Verb: to force a whole burger into someone's pint at a social gathering, ideally a big event such as a stag/hen do
That bus driver just got burgered so bad
a party in which several men (usually gay) make special burgers called wango burgers. the burgers are made by forming 7 lbs of ground beef into the shape of a butt then each man takes turns raping it.
the raped meat is then cooked after the meat has been tenderized and infused with man juice.serve with fruity cocktails and roofies.

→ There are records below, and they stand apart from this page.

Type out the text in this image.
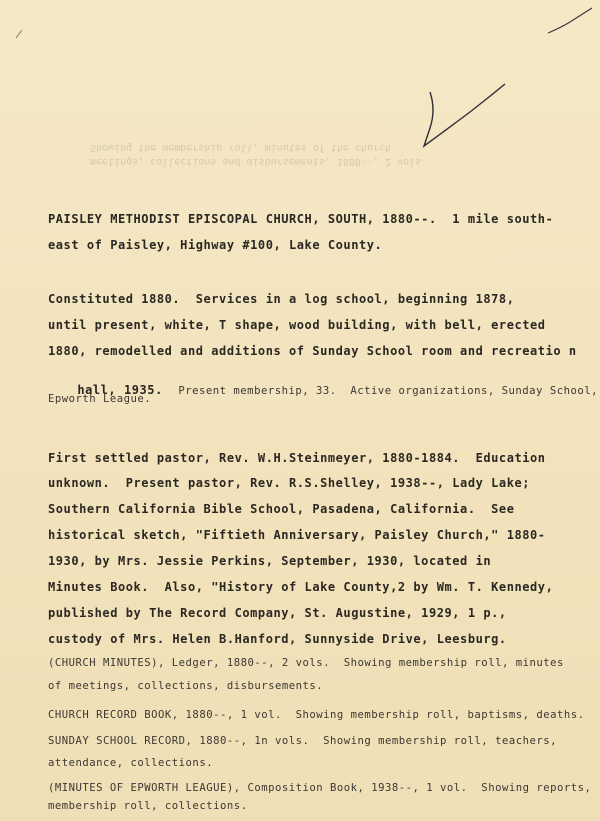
Showing the membership roll, minutes of the church
meetings, collections and disbursements, 1880--, 2 vols.
PAISLEY METHODIST EPISCOPAL CHURCH, SOUTH, 1880--.  1 mile south-
east of Paisley, Highway #100, Lake County.
Constituted 1880.  Services in a log school, beginning 1878,
until present, white, T shape, wood building, with bell, erected
1880, remodelled and additions of Sunday School room and recreatio n

hall, 1935.  Present membership, 33.  Active organizations, Sunday School,

Epworth League.
First settled pastor, Rev. W.H.Steinmeyer, 1880-1884.  Education
unknown.  Present pastor, Rev. R.S.Shelley, 1938--, Lady Lake;
Southern California Bible School, Pasadena, California.  See
historical sketch, "Fiftieth Anniversary, Paisley Church," 1880-
1930, by Mrs. Jessie Perkins, September, 1930, located in
Minutes Book.  Also, "History of Lake County,2 by Wm. T. Kennedy,
published by The Record Company, St. Augustine, 1929, 1 p.,
custody of Mrs. Helen B.Hanford, Sunnyside Drive, Leesburg.
(CHURCH MINUTES), Ledger, 1880--, 2 vols.  Showing membership roll, minutes
of meetings, collections, disbursements.
CHURCH RECORD BOOK, 1880--, 1 vol.  Showing membership roll, baptisms, deaths.
SUNDAY SCHOOL RECORD, 1880--, 1n vols.  Showing membership roll, teachers,
attendance, collections.
(MINUTES OF EPWORTH LEAGUE), Composition Book, 1938--, 1 vol.  Showing reports,
membership roll, collections.
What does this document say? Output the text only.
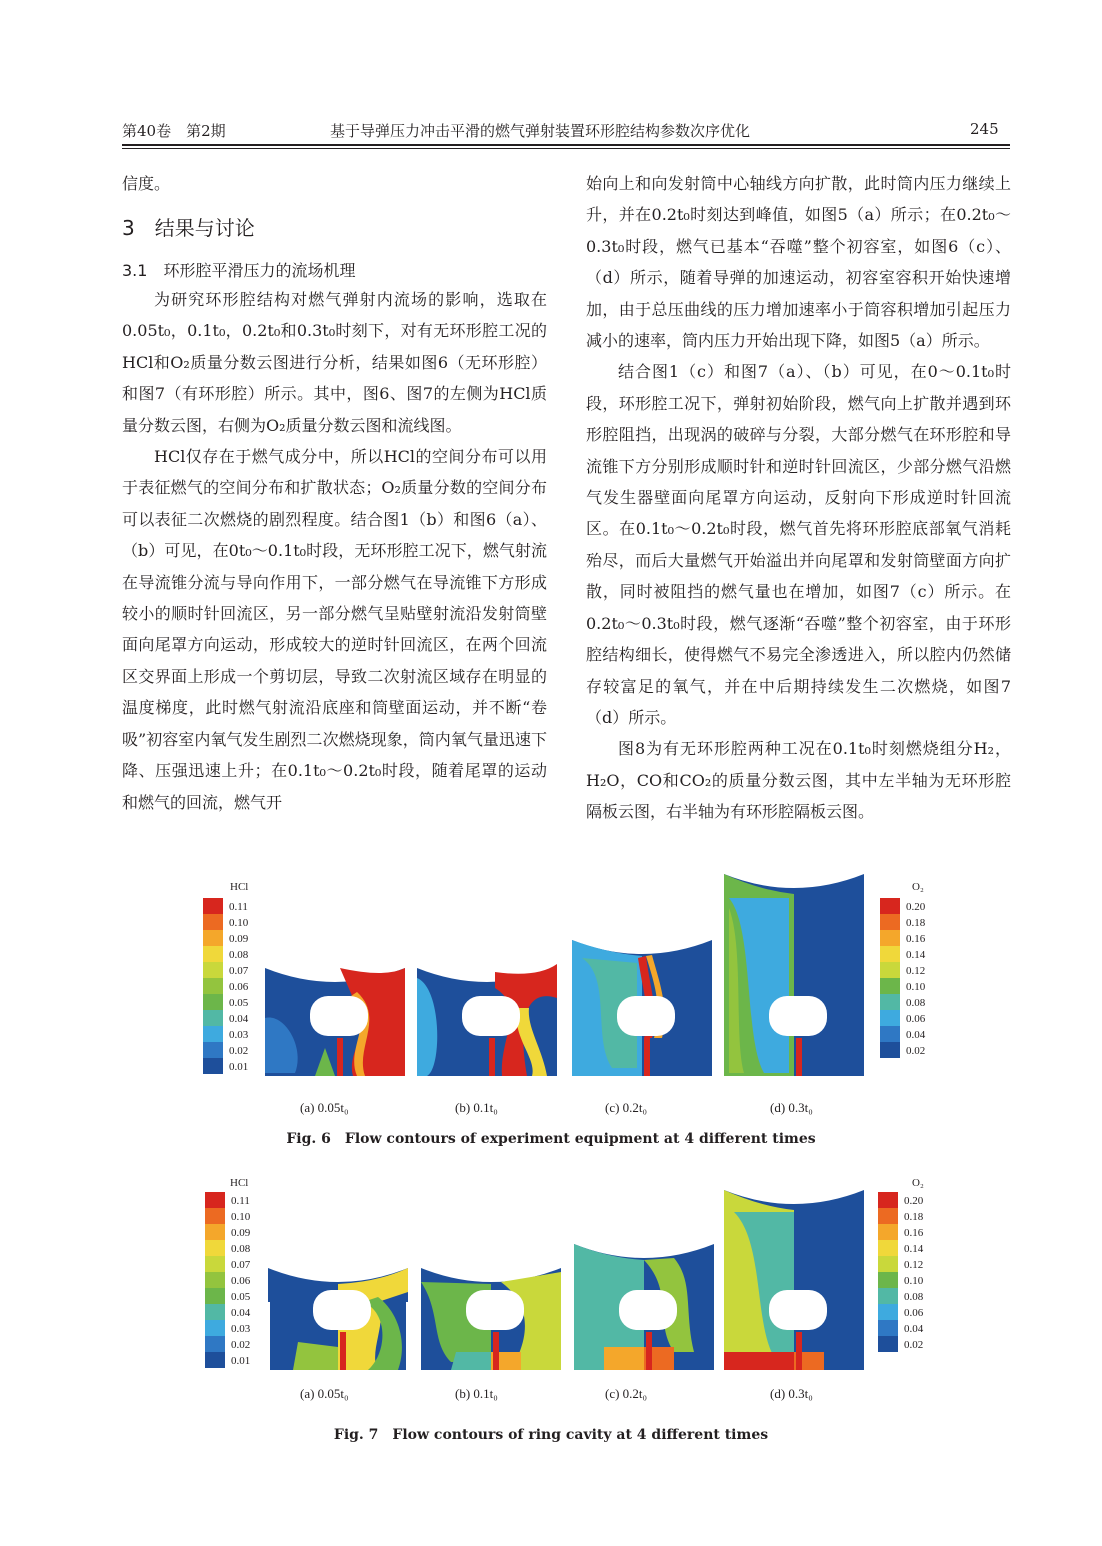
第40卷　第2期	基于导弹压力冲击平滑的燃气弹射装置环形腔结构参数次序优化	245

信度。

3　结果与讨论
3.1　环形腔平滑压力的流场机理

为研究环形腔结构对燃气弹射内流场的影响，选取在0.05t₀，0.1t₀，0.2t₀和0.3t₀时刻下，对有无环形腔工况的HCl和O₂质量分数云图进行分析，结果如图6（无环形腔）和图7（有环形腔）所示。其中，图6、图7的左侧为HCl质量分数云图，右侧为O₂质量分数云图和流线图。

HCl仅存在于燃气成分中，所以HCl的空间分布可以用于表征燃气的空间分布和扩散状态；O₂质量分数的空间分布可以表征二次燃烧的剧烈程度。结合图1（b）和图6（a）、（b）可见，在0t₀～0.1t₀时段，无环形腔工况下，燃气射流在导流锥分流与导向作用下，一部分燃气在导流锥下方形成较小的顺时针回流区，另一部分燃气呈贴壁射流沿发射筒壁面向尾罩方向运动，形成较大的逆时针回流区，在两个回流区交界面上形成一个剪切层，导致二次射流区域存在明显的温度梯度，此时燃气射流沿底座和筒壁面运动，并不断“卷吸”初容室内氧气发生剧烈二次燃烧现象，筒内氧气量迅速下降、压强迅速上升；在0.1t₀～0.2t₀时段，随着尾罩的运动和燃气的回流，燃气开

始向上和向发射筒中心轴线方向扩散，此时筒内压力继续上升，并在0.2t₀时刻达到峰值，如图5（a）所示；在0.2t₀～0.3t₀时段，燃气已基本“吞噬”整个初容室，如图6（c）、（d）所示，随着导弹的加速运动，初容室容积开始快速增加，由于总压曲线的压力增加速率小于筒容积增加引起压力减小的速率，筒内压力开始出现下降，如图5（a）所示。

结合图1（c）和图7（a）、（b）可见，在0～0.1t₀时段，环形腔工况下，弹射初始阶段，燃气向上扩散并遇到环形腔阻挡，出现涡的破碎与分裂，大部分燃气在环形腔和导流锥下方分别形成顺时针和逆时针回流区，少部分燃气沿燃气发生器壁面向尾罩方向运动，反射向下形成逆时针回流区。在0.1t₀～0.2t₀时段，燃气首先将环形腔底部氧气消耗殆尽，而后大量燃气开始溢出并向尾罩和发射筒壁面方向扩散，同时被阻挡的燃气量也在增加，如图7（c）所示。在0.2t₀～0.3t₀时段，燃气逐渐“吞噬”整个初容室，由于环形腔结构细长，使得燃气不易完全渗透进入，所以腔内仍然储存较富足的氧气，并在中后期持续发生二次燃烧，如图7（d）所示。

图8为有无环形腔两种工况在0.1t₀时刻燃烧组分H₂，H₂O，CO和CO₂的质量分数云图，其中左半轴为无环形腔隔板云图，右半轴为有环形腔隔板云图。

HCl
0.11
0.10
0.09
0.08
0.07
0.06
0.05
0.04
0.03
0.02
0.01
O₂
0.20
0.18
0.16
0.14
0.12
0.10
0.08
0.06
0.04
0.02
(a) 0.05t₀	(b) 0.1t₀	(c) 0.2t₀	(d) 0.3t₀
Fig. 6　Flow contours of experiment equipment at 4 different times
HCl
0.11
0.10
0.09
0.08
0.07
0.06
0.05
0.04
0.03
0.02
0.01
O₂
0.20
0.18
0.16
0.14
0.12
0.10
0.08
0.06
0.04
0.02
(a) 0.05t₀	(b) 0.1t₀	(c) 0.2t₀	(d) 0.3t₀
Fig. 7　Flow contours of ring cavity at 4 different times
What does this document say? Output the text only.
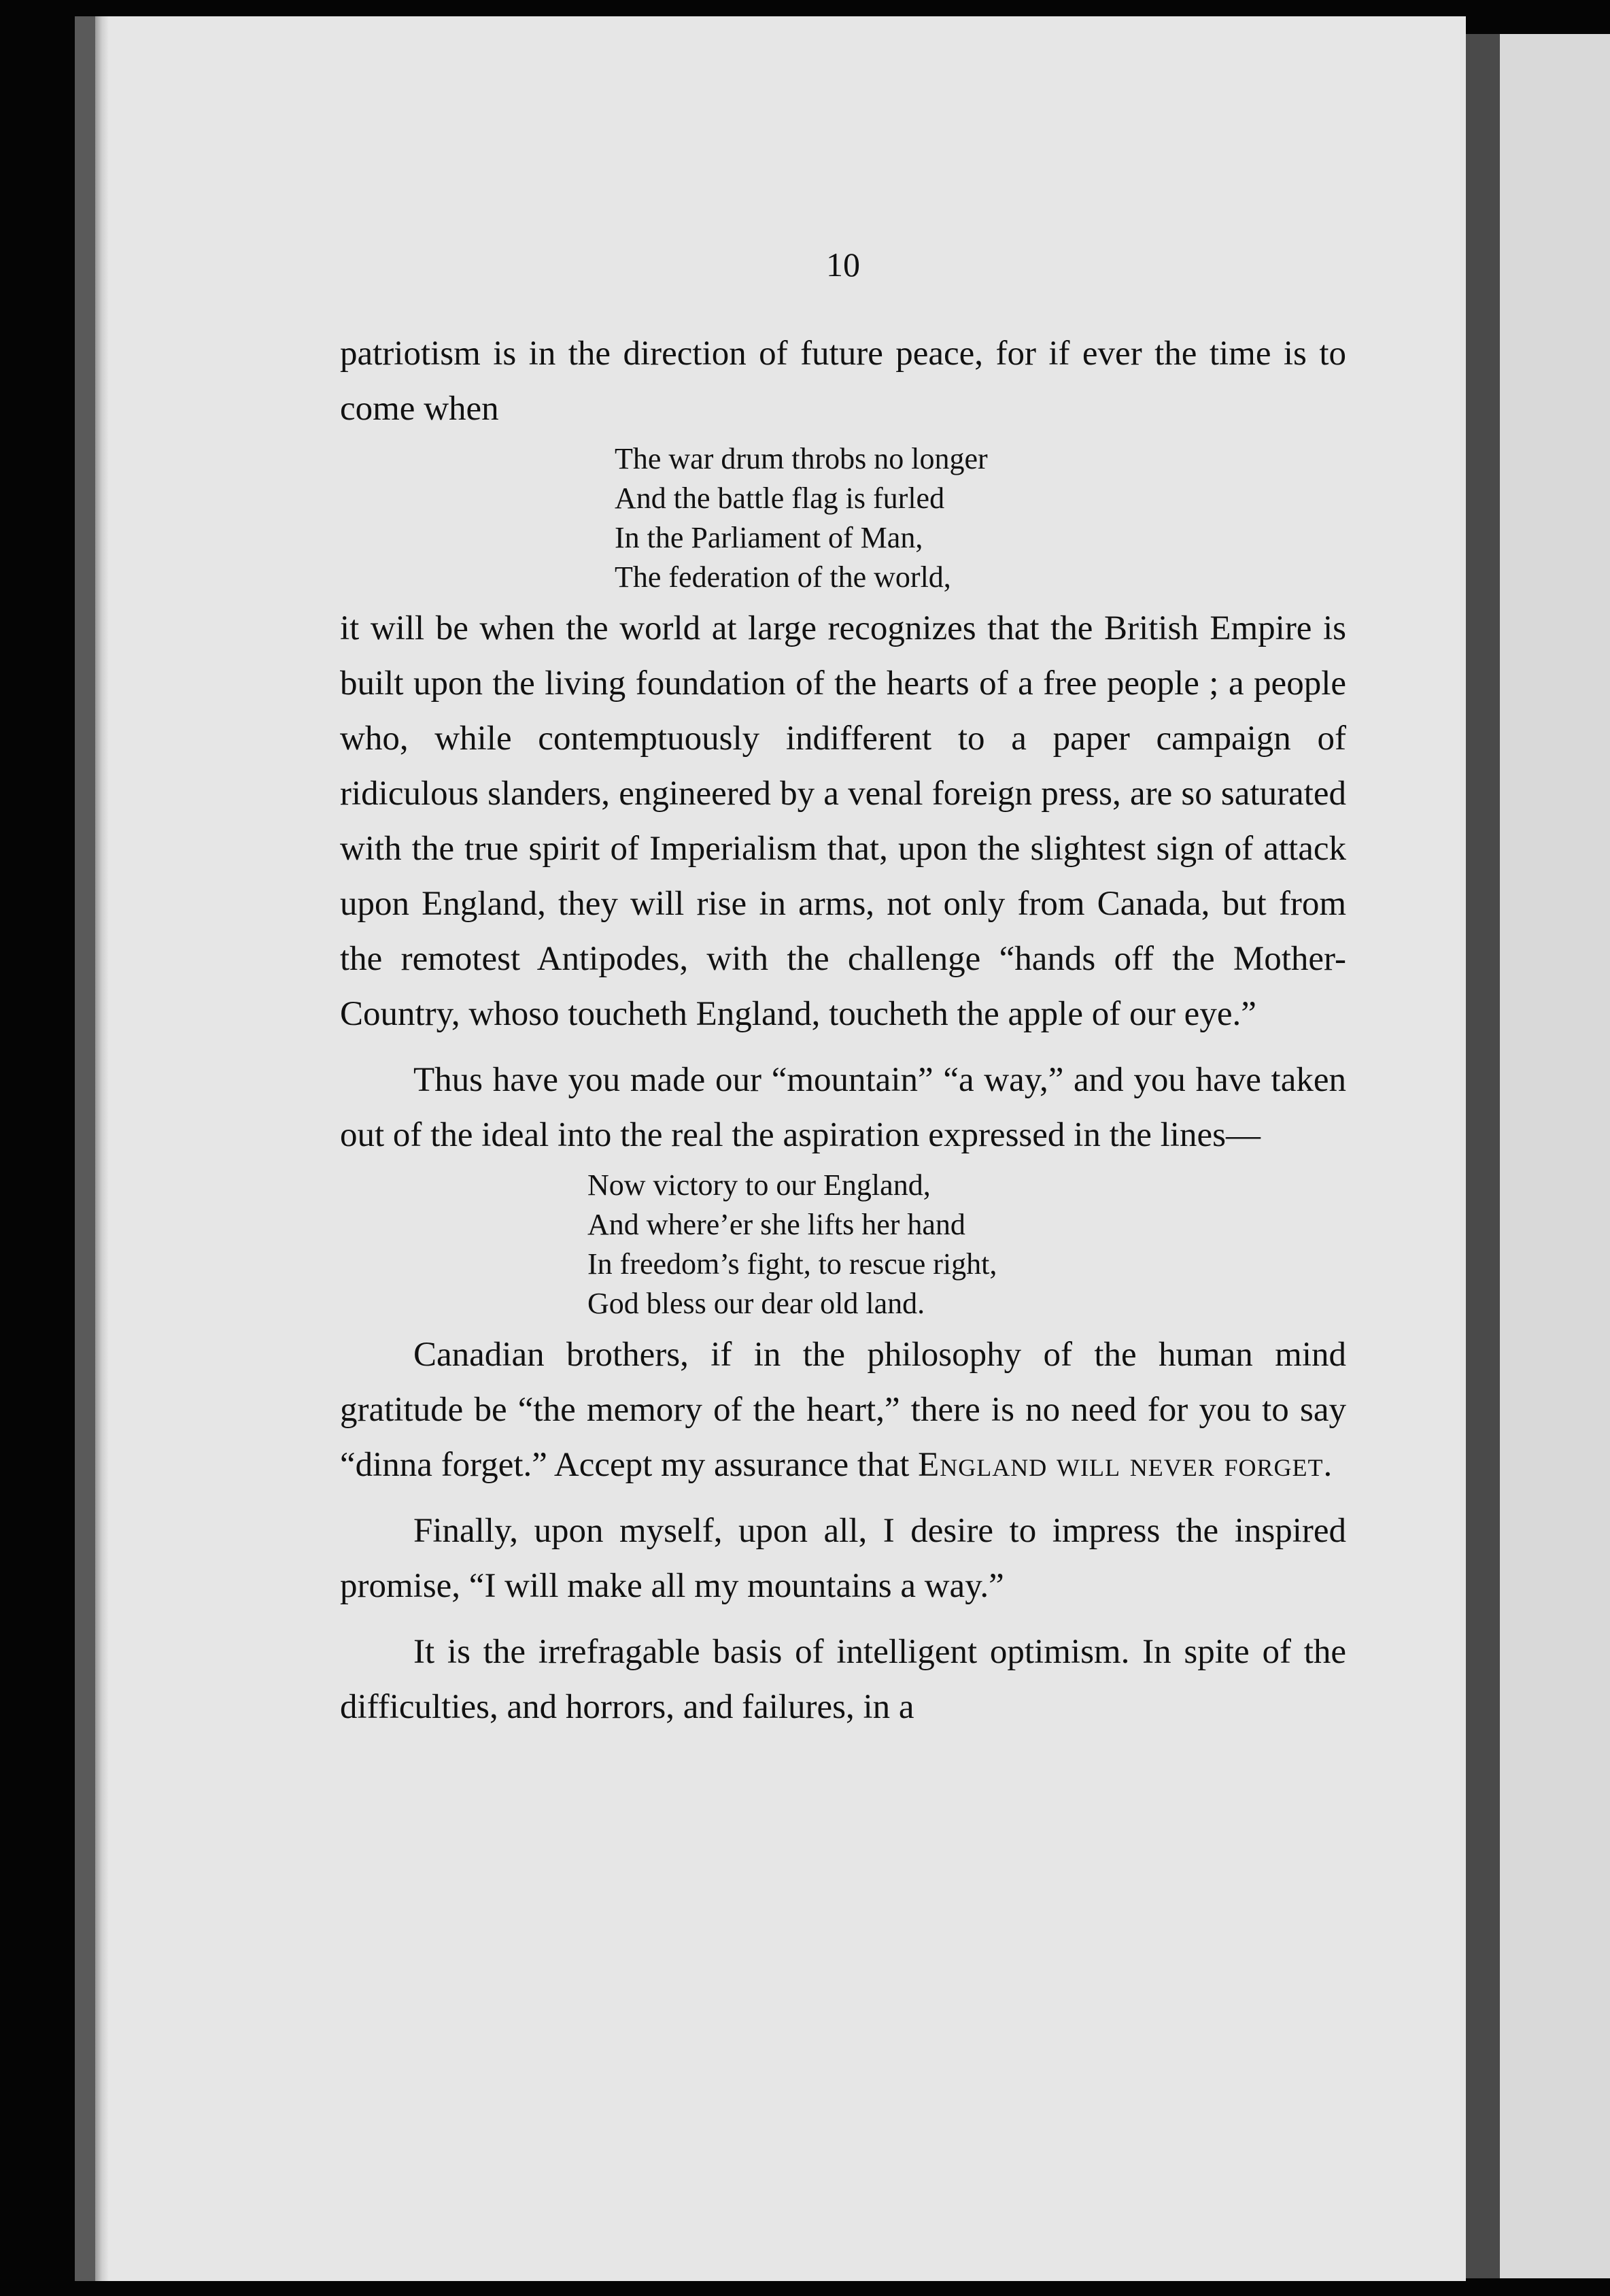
10

patriotism is in the direction of future peace, for if ever the time is to come when

The war drum throbs no longer
And the battle flag is furled
In the Parliament of Man,
The federation of the world,

it will be when the world at large recognizes that the British Empire is built upon the living foundation of the hearts of a free people ; a people who, while contemptuously indifferent to a paper campaign of ridiculous slanders, engineered by a venal foreign press, are so saturated with the true spirit of Imperialism that, upon the slightest sign of attack upon England, they will rise in arms, not only from Canada, but from the remotest Antipodes, with the challenge “hands off the Mother-Country, whoso toucheth England, toucheth the apple of our eye.”

Thus have you made our “mountain” “a way,” and you have taken out of the ideal into the real the aspiration expressed in the lines—

Now victory to our England,
And where’er she lifts her hand
In freedom’s fight, to rescue right,
God bless our dear old land.

Canadian brothers, if in the philosophy of the human mind gratitude be “the memory of the heart,” there is no need for you to say “dinna forget.” Accept my assurance that England will never forget.

Finally, upon myself, upon all, I desire to impress the inspired promise, “I will make all my mountains a way.”

It is the irrefragable basis of intelligent optimism. In spite of the difficulties, and horrors, and failures, in a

a wango burger party are more fun than a triple Asian midget gang bang
hammed burger is when you ham the fuck out of a burger (i dunno what hammed means)
guy/gal: lookat dat hammed burger.....
guy/gal (2): Yuh
When you fingers have been 'between the buns'.
Mate, I was right in there with that bird then, I've got burger fingers.
11👍 4👎
i am mr burger
i am mr burger
i am mr burger
i am mr burger
i am mr burger
i am mr burger
i am mr burger
i am mr burger
i am mr burger
i am mr burger
i am mr burger
(He kinda looks like Ned Flanders from the Simpsons) This mans is a chemistry teacher who L O V E S sig figs, and if he ever has kids they will be named sliders. Mr. Burger is the BEST teacher that you will ever meet and can make anyone love science. He also speaks in a very monotone voice and has and epic mustache. Heres some quotes.
"Let's finsish up the sheet, then we can shoot Aleks!"
"You learned this in Algebra 1."
"So heres my gun..."
"I just overcame this inertia!"
""I'm a wall abuser."
"Why'd you be scared of a little bullet? Anyway, let's get out calculators."
"*creates tests and worksheets in Comic Sans MS font*"
"Well you can die somewhere else..."
"Yo, Mr. Burger is the best teacher dawg!"
"Yo I know, DAWG!"
Contrary to public belief this is not related to meatballs, but is more closely related to balls that resemble burger meat which has been smashed deep with a meat tenderizer.
His burger balls are not presentable.